Deny, deny, deny. And then turn on the victims saying they must be lying. Jordan is and has always been slime.
My odds of getting comments cleared are obviously much better with one of the hosts here. Apparently ironic comments on the VP choice are a sensitive area for some people. Apparently personality types of former VP choices is a real over the line area. Be that as it may, I hope this doesn’t offend the sensitivities of the apparently more liberal/tolerant blog host. Cross your fingers.
https://www.nytimes.com/2020/08/02/us/politics/virus-china-ppp-small-business-loans.html
Moses,
I don’t think Biden will be the nominee. I think it will be Hillary.
Not sure what this comment’s intended subtext is. As Colonel Klink might say, Carry on.
This guy was one of my favorites. The ones I remember him most from are John Carpenter’s “The Thing”, “The China Syndrome”, both of the “Cocoon” movies, and my personal favorite (of his roles) was as the manager in ‘The Natural” (which also had Richard Farnsworth in it, an underrated character actor who died in 2000). I still get tingles on the back of my neck and spine when Redford hits the final home run with the kid’s bat.
https://www.nytimes.com/2020/08/01/obituaries/wilford-brimley-dead.html
What does that have to do with Economics?? Not a damned blasted thing.
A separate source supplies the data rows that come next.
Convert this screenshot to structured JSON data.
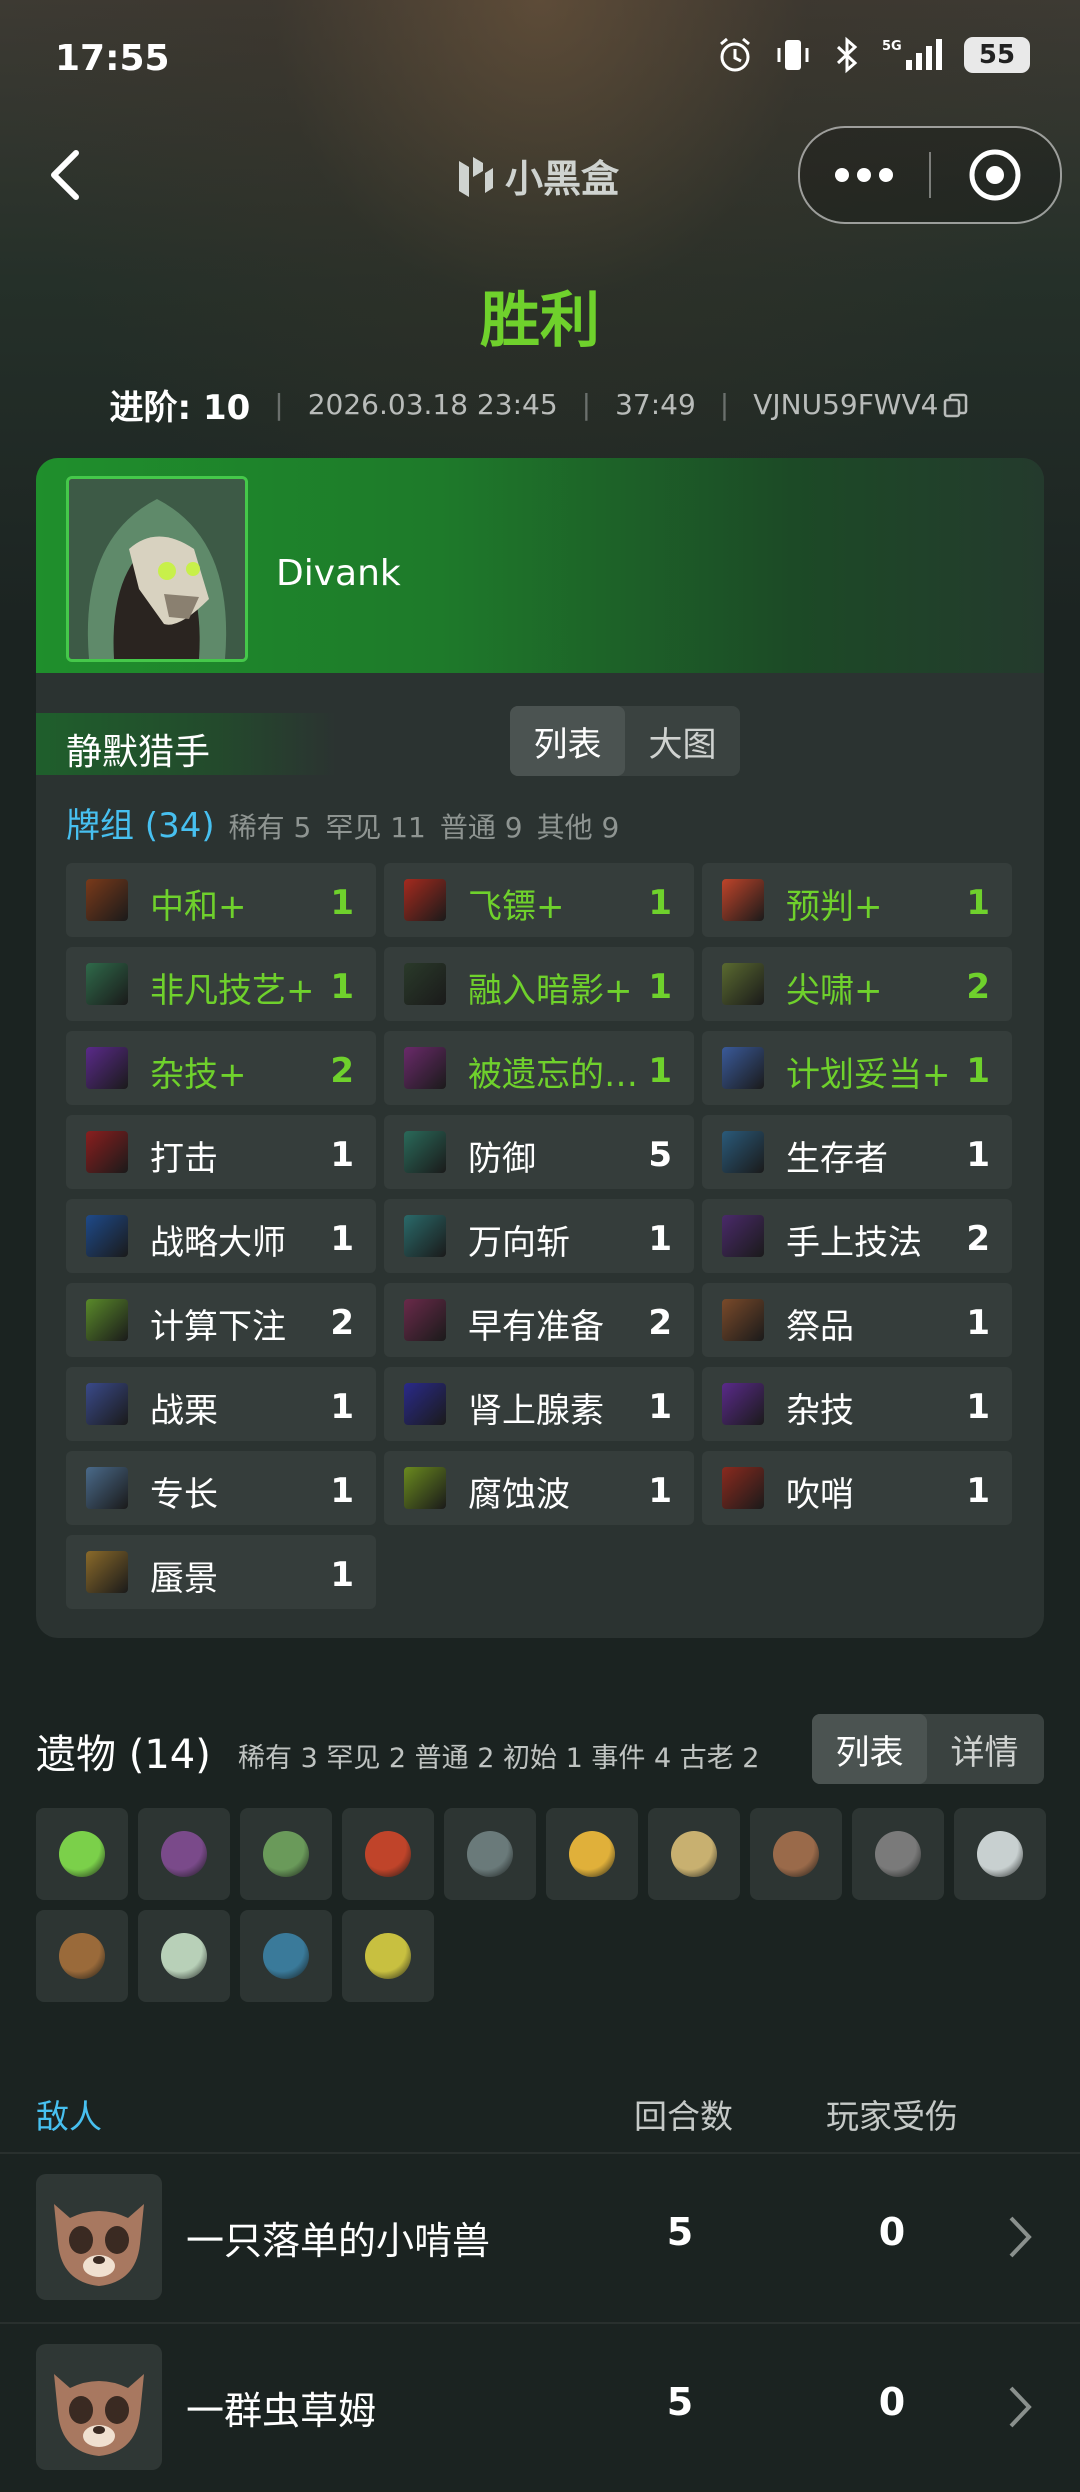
{
  "status_bar": {
    "time": "17:55",
    "battery": "55"
  },
  "header": {
    "brand": "小黑盒"
  },
  "result": {
    "title": "胜利",
    "ascension_label": "进阶: 10",
    "datetime": "2026.03.18 23:45",
    "duration": "37:49",
    "seed": "VJNU59FWV4"
  },
  "player": {
    "name": "Divank",
    "character": "静默猎手"
  },
  "view_toggle": {
    "list": "列表",
    "big": "大图"
  },
  "deck": {
    "title": "牌组 (34)",
    "stats": [
      "稀有 5",
      "罕见 11",
      "普通 9",
      "其他 9"
    ],
    "cards": [
      {
        "name": "中和+",
        "count": "1",
        "upgraded": true,
        "icon_color": "#7a3a1a"
      },
      {
        "name": "飞镖+",
        "count": "1",
        "upgraded": true,
        "icon_color": "#a52a1e"
      },
      {
        "name": "预判+",
        "count": "1",
        "upgraded": true,
        "icon_color": "#c0442a"
      },
      {
        "name": "非凡技艺+",
        "count": "1",
        "upgraded": true,
        "icon_color": "#2f6a4a"
      },
      {
        "name": "融入暗影+",
        "count": "1",
        "upgraded": true,
        "icon_color": "#2a3a2a"
      },
      {
        "name": "尖啸+",
        "count": "2",
        "upgraded": true,
        "icon_color": "#5a6a30"
      },
      {
        "name": "杂技+",
        "count": "2",
        "upgraded": true,
        "icon_color": "#5a2a8a"
      },
      {
        "name": "被遗忘的…",
        "count": "1",
        "upgraded": true,
        "icon_color": "#6a2a6a"
      },
      {
        "name": "计划妥当+",
        "count": "1",
        "upgraded": true,
        "icon_color": "#3a5a9a"
      },
      {
        "name": "打击",
        "count": "1",
        "upgraded": false,
        "icon_color": "#8a1e1e"
      },
      {
        "name": "防御",
        "count": "5",
        "upgraded": false,
        "icon_color": "#2a6a5a"
      },
      {
        "name": "生存者",
        "count": "1",
        "upgraded": false,
        "icon_color": "#2a5a7a"
      },
      {
        "name": "战略大师",
        "count": "1",
        "upgraded": false,
        "icon_color": "#1e4a8a"
      },
      {
        "name": "万向斩",
        "count": "1",
        "upgraded": false,
        "icon_color": "#2a6a6a"
      },
      {
        "name": "手上技法",
        "count": "2",
        "upgraded": false,
        "icon_color": "#4a2a6a"
      },
      {
        "name": "计算下注",
        "count": "2",
        "upgraded": false,
        "icon_color": "#5a8a2a"
      },
      {
        "name": "早有准备",
        "count": "2",
        "upgraded": false,
        "icon_color": "#6a2a4a"
      },
      {
        "name": "祭品",
        "count": "1",
        "upgraded": false,
        "icon_color": "#7a4a2a"
      },
      {
        "name": "战栗",
        "count": "1",
        "upgraded": false,
        "icon_color": "#3a4a8a"
      },
      {
        "name": "肾上腺素",
        "count": "1",
        "upgraded": false,
        "icon_color": "#2a2a8a"
      },
      {
        "name": "杂技",
        "count": "1",
        "upgraded": false,
        "icon_color": "#5a2a8a"
      },
      {
        "name": "专长",
        "count": "1",
        "upgraded": false,
        "icon_color": "#4a6a8a"
      },
      {
        "name": "腐蚀波",
        "count": "1",
        "upgraded": false,
        "icon_color": "#6a8a1e"
      },
      {
        "name": "吹哨",
        "count": "1",
        "upgraded": false,
        "icon_color": "#8a2a1e"
      },
      {
        "name": "蜃景",
        "count": "1",
        "upgraded": false,
        "icon_color": "#8a6a2a"
      }
    ]
  },
  "relics": {
    "title": "遗物 (14)",
    "stats": "稀有 3 罕见 2 普通 2 初始 1 事件 4 古老 2",
    "toggle": {
      "list": "列表",
      "detail": "详情"
    },
    "items": [
      {
        "icon": "ring-snake-icon",
        "color": "#7bd04a"
      },
      {
        "icon": "orb-icon",
        "color": "#7a4a8a"
      },
      {
        "icon": "serpent-icon",
        "color": "#6a9a5a"
      },
      {
        "icon": "lantern-icon",
        "color": "#c0442a"
      },
      {
        "icon": "ring-icon",
        "color": "#6a7a7a"
      },
      {
        "icon": "feather-icon",
        "color": "#e0b03a"
      },
      {
        "icon": "cradle-icon",
        "color": "#c8b070"
      },
      {
        "icon": "flask-icon",
        "color": "#9a6a4a"
      },
      {
        "icon": "stone-icon",
        "color": "#7a7a7a"
      },
      {
        "icon": "pebble-icon",
        "color": "#c8d0d0"
      },
      {
        "icon": "crate-icon",
        "color": "#9a6a3a"
      },
      {
        "icon": "teapot-icon",
        "color": "#b8d0b8"
      },
      {
        "icon": "anchor-icon",
        "color": "#3a7a9a"
      },
      {
        "icon": "mango-icon",
        "color": "#c8c040"
      }
    ]
  },
  "enemies": {
    "header": {
      "label": "敌人",
      "rounds": "回合数",
      "damage": "玩家受伤"
    },
    "rows": [
      {
        "name": "一只落单的小啃兽",
        "rounds": "5",
        "damage": "0"
      },
      {
        "name": "一群虫草姆",
        "rounds": "5",
        "damage": "0"
      }
    ]
  }
}
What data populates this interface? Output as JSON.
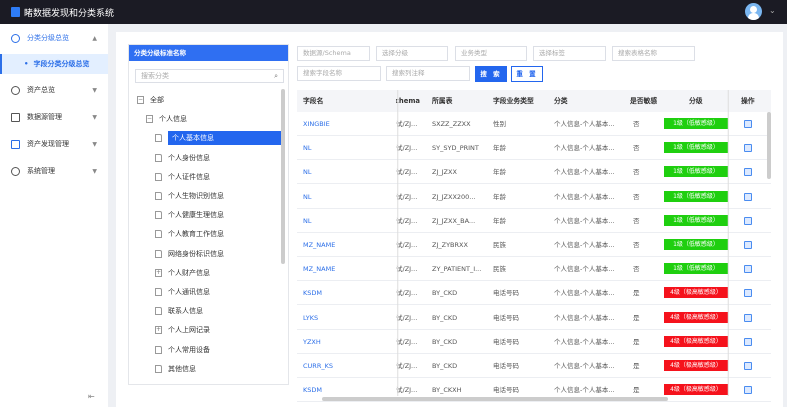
{
  "app": {
    "title": "睹数据发现和分类系统"
  },
  "sidebar": {
    "items": [
      {
        "label": "分类分级总览",
        "icon": "dashboard-icon",
        "open": true,
        "sub": [
          "字段分类分级总览"
        ]
      },
      {
        "label": "资产总览",
        "icon": "dashboard-icon"
      },
      {
        "label": "数据源管理",
        "icon": "database-icon"
      },
      {
        "label": "资产发现管理",
        "icon": "discover-icon"
      },
      {
        "label": "系统管理",
        "icon": "settings-icon"
      }
    ]
  },
  "tree": {
    "title": "分类分级标准名称",
    "search_placeholder": "搜索分类",
    "nodes": [
      {
        "label": "全部",
        "level": 0,
        "icon": "minus"
      },
      {
        "label": "个人信息",
        "level": 1,
        "icon": "minus"
      },
      {
        "label": "个人基本信息",
        "level": 2,
        "icon": "file",
        "selected": true
      },
      {
        "label": "个人身份信息",
        "level": 2,
        "icon": "file"
      },
      {
        "label": "个人证件信息",
        "level": 2,
        "icon": "file"
      },
      {
        "label": "个人生物识别信息",
        "level": 2,
        "icon": "file"
      },
      {
        "label": "个人健康生理信息",
        "level": 2,
        "icon": "file"
      },
      {
        "label": "个人教育工作信息",
        "level": 2,
        "icon": "file"
      },
      {
        "label": "网络身份标识信息",
        "level": 2,
        "icon": "file"
      },
      {
        "label": "个人财产信息",
        "level": 2,
        "icon": "plus"
      },
      {
        "label": "个人通讯信息",
        "level": 2,
        "icon": "file"
      },
      {
        "label": "联系人信息",
        "level": 2,
        "icon": "file"
      },
      {
        "label": "个人上网记录",
        "level": 2,
        "icon": "plus"
      },
      {
        "label": "个人常用设备",
        "level": 2,
        "icon": "file"
      },
      {
        "label": "其他信息",
        "level": 2,
        "icon": "file"
      }
    ]
  },
  "filters": {
    "datasource": "数据源/Schema",
    "level": "选择分级",
    "biz_type": "业务类型",
    "tag": "选择标签",
    "table_name": "搜索表格名称",
    "field_name": "搜索字段名称",
    "column_comment": "搜索列注释",
    "search": "搜 索",
    "reset": "重 置"
  },
  "table": {
    "headers": [
      "字段名",
      "Schema",
      "所属表",
      "字段业务类型",
      "分类",
      "是否敏感",
      "分级",
      "操作"
    ],
    "rows": [
      [
        "XINGBIE",
        "试/ZJ...",
        "SXZZ_ZZXX",
        "性别",
        "个人信息-个人基本...",
        "否",
        "1级（低敏感级）"
      ],
      [
        "NL",
        "试/ZJ...",
        "SY_SYD_PRINT",
        "年龄",
        "个人信息-个人基本...",
        "否",
        "1级（低敏感级）"
      ],
      [
        "NL",
        "试/ZJ...",
        "ZJ_JZXX",
        "年龄",
        "个人信息-个人基本...",
        "否",
        "1级（低敏感级）"
      ],
      [
        "NL",
        "试/ZJ...",
        "ZJ_JZXX200...",
        "年龄",
        "个人信息-个人基本...",
        "否",
        "1级（低敏感级）"
      ],
      [
        "NL",
        "试/ZJ...",
        "ZJ_JZXX_BA...",
        "年龄",
        "个人信息-个人基本...",
        "否",
        "1级（低敏感级）"
      ],
      [
        "MZ_NAME",
        "试/ZJ...",
        "ZJ_ZYBRXX",
        "民族",
        "个人信息-个人基本...",
        "否",
        "1级（低敏感级）"
      ],
      [
        "MZ_NAME",
        "试/ZJ...",
        "ZY_PATIENT_I...",
        "民族",
        "个人信息-个人基本...",
        "否",
        "1级（低敏感级）"
      ],
      [
        "KSDM",
        "试/ZJ...",
        "BY_CKD",
        "电话号码",
        "个人信息-个人基本...",
        "是",
        "4级（极高敏感级）"
      ],
      [
        "LYKS",
        "试/ZJ...",
        "BY_CKD",
        "电话号码",
        "个人信息-个人基本...",
        "是",
        "4级（极高敏感级）"
      ],
      [
        "YZXH",
        "试/ZJ...",
        "BY_CKD",
        "电话号码",
        "个人信息-个人基本...",
        "是",
        "4级（极高敏感级）"
      ],
      [
        "CURR_KS",
        "试/ZJ...",
        "BY_CKD",
        "电话号码",
        "个人信息-个人基本...",
        "是",
        "4级（极高敏感级）"
      ],
      [
        "KSDM",
        "试/ZJ...",
        "BY_CKXH",
        "电话号码",
        "个人信息-个人基本...",
        "是",
        "4级（极高敏感级）"
      ]
    ]
  },
  "colors": {
    "accent": "#2366ee",
    "level1": "#1fcf0f",
    "level4": "#f5121c"
  }
}
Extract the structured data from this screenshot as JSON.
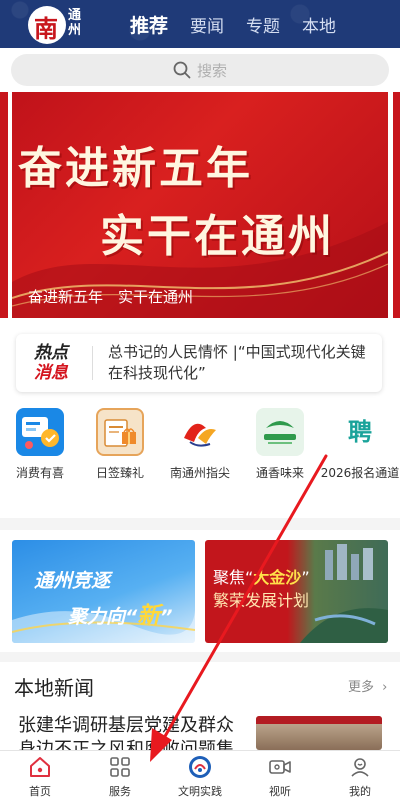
{
  "header": {
    "logo_glyph": "南",
    "logo_text": "通州",
    "tabs": [
      {
        "label": "推荐",
        "active": true
      },
      {
        "label": "要闻",
        "active": false
      },
      {
        "label": "专题",
        "active": false
      },
      {
        "label": "本地",
        "active": false
      }
    ]
  },
  "search": {
    "placeholder": "搜索",
    "icon": "search-icon"
  },
  "banner": {
    "line1": "奋进新五年",
    "line2": "实干在通州",
    "caption": "奋进新五年　实干在通州"
  },
  "hot": {
    "badge_top": "热点",
    "badge_bottom": "消息",
    "text": "总书记的人民情怀 |“中国式现代化关键在科技现代化”"
  },
  "quick_links": [
    {
      "label": "消费有喜",
      "icon": "coupon-icon"
    },
    {
      "label": "日签臻礼",
      "icon": "gift-calendar-icon"
    },
    {
      "label": "南通州指尖",
      "icon": "brand-logo-icon"
    },
    {
      "label": "通香味来",
      "icon": "food-brand-icon"
    },
    {
      "label": "2026报名通道",
      "icon": "recruit-icon",
      "icon_text": "聘"
    }
  ],
  "promo_cards": {
    "left": {
      "line1": "通州竞逐",
      "line2_prefix": "聚力向“",
      "line2_accent": "新",
      "line2_suffix": "”"
    },
    "right": {
      "line1_prefix": "聚焦“",
      "line1_accent": "大金沙",
      "line1_suffix": "”",
      "line2": "繁荣发展计划"
    }
  },
  "local_news": {
    "title": "本地新闻",
    "more": "更多",
    "headline": "张建华调研基层党建及群众身边不正之风和腐败问题集"
  },
  "bottom_nav": [
    {
      "label": "首页",
      "icon": "home-icon",
      "active": true
    },
    {
      "label": "服务",
      "icon": "grid-icon",
      "active": false
    },
    {
      "label": "文明实践",
      "icon": "civilization-icon",
      "active": false
    },
    {
      "label": "视听",
      "icon": "video-icon",
      "active": false
    },
    {
      "label": "我的",
      "icon": "profile-icon",
      "active": false
    }
  ],
  "colors": {
    "header_bg": "#1f3a78",
    "brand_red": "#c8161d",
    "annotation_arrow": "#e8191f"
  }
}
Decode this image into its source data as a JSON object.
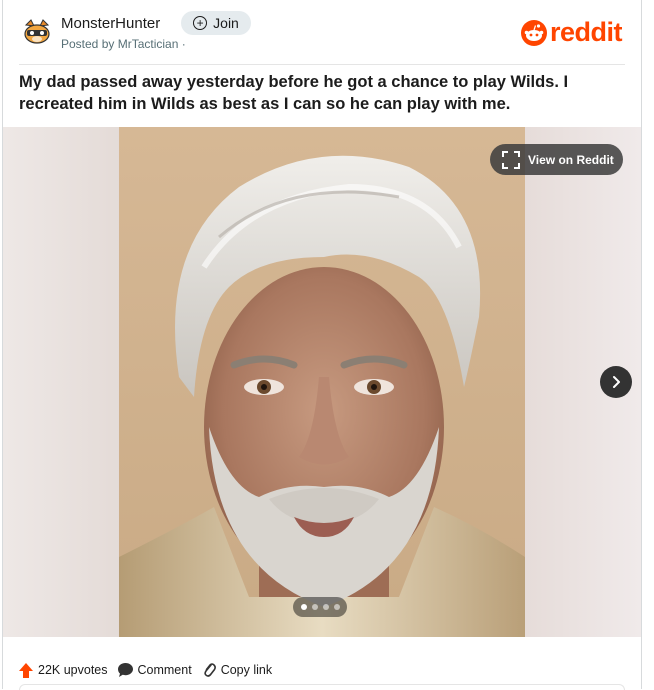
{
  "header": {
    "subreddit": "MonsterHunter",
    "posted_by": "Posted by MrTactician ·",
    "join_label": "Join",
    "brand": "reddit",
    "brand_color": "#ff4500"
  },
  "post": {
    "title": "My dad passed away yesterday before he got a chance to play Wilds. I recreated him in Wilds as best as I can so he can play with me."
  },
  "media": {
    "view_label": "View on Reddit",
    "carousel": {
      "total": 4,
      "active_index": 0
    }
  },
  "footer": {
    "upvotes": "22K upvotes",
    "comment": "Comment",
    "copy_link": "Copy link"
  },
  "icons": [
    "cat-avatar-icon",
    "plus-icon",
    "reddit-snoo-icon",
    "expand-icon",
    "chevron-right-icon",
    "upvote-arrow-icon",
    "comment-bubble-icon",
    "link-icon"
  ]
}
You know what I really like about Deborah Birx?? She has this keen insight (women’s intuition??) into the future. And I’m really really baffled at how she has this sixth sense ability. It’s amazing. This is Deborah BIrx from 3 weeks ago. Menzie, I am doing my best here to limit these, this is 1 minute and 40 seconds, I give you my personal promise Deborah didn’t wear:
https://www.youtube.com/watch?v=531FWOWwm1I
OK, so no one is making this stuff up. The advantage of video is, (and I concede I have put video links up for much more frivolous reasons) is the sammys, and the Bruce Halls, and the CoRevs, and the Ed Hansons can’t falsely claim NYT or MSNBC made it all up. We still live in times where video footage is pretty hard to deny as fact. Now here is a link to Birx’s most current thoughts, compared to roughly 21 days ago:
https://www.nytimes.com/2020/08/02/world/coronavirus-covid-19.html?action=click&module=Top%20Stories&pgtype=Homepage#link-4c637647
I’m here to tell you kids, If I ever need to know what the weather was like the month before because I’m having “a Joe Biden moment”, the first person I am going to call, is Deborah Birx.
*didn’t swear,
Heads up. One of our two gentlemanly (for the most part) blog hosts was mentioned in a July 31 FT article. Along with the picture of one of his mentors.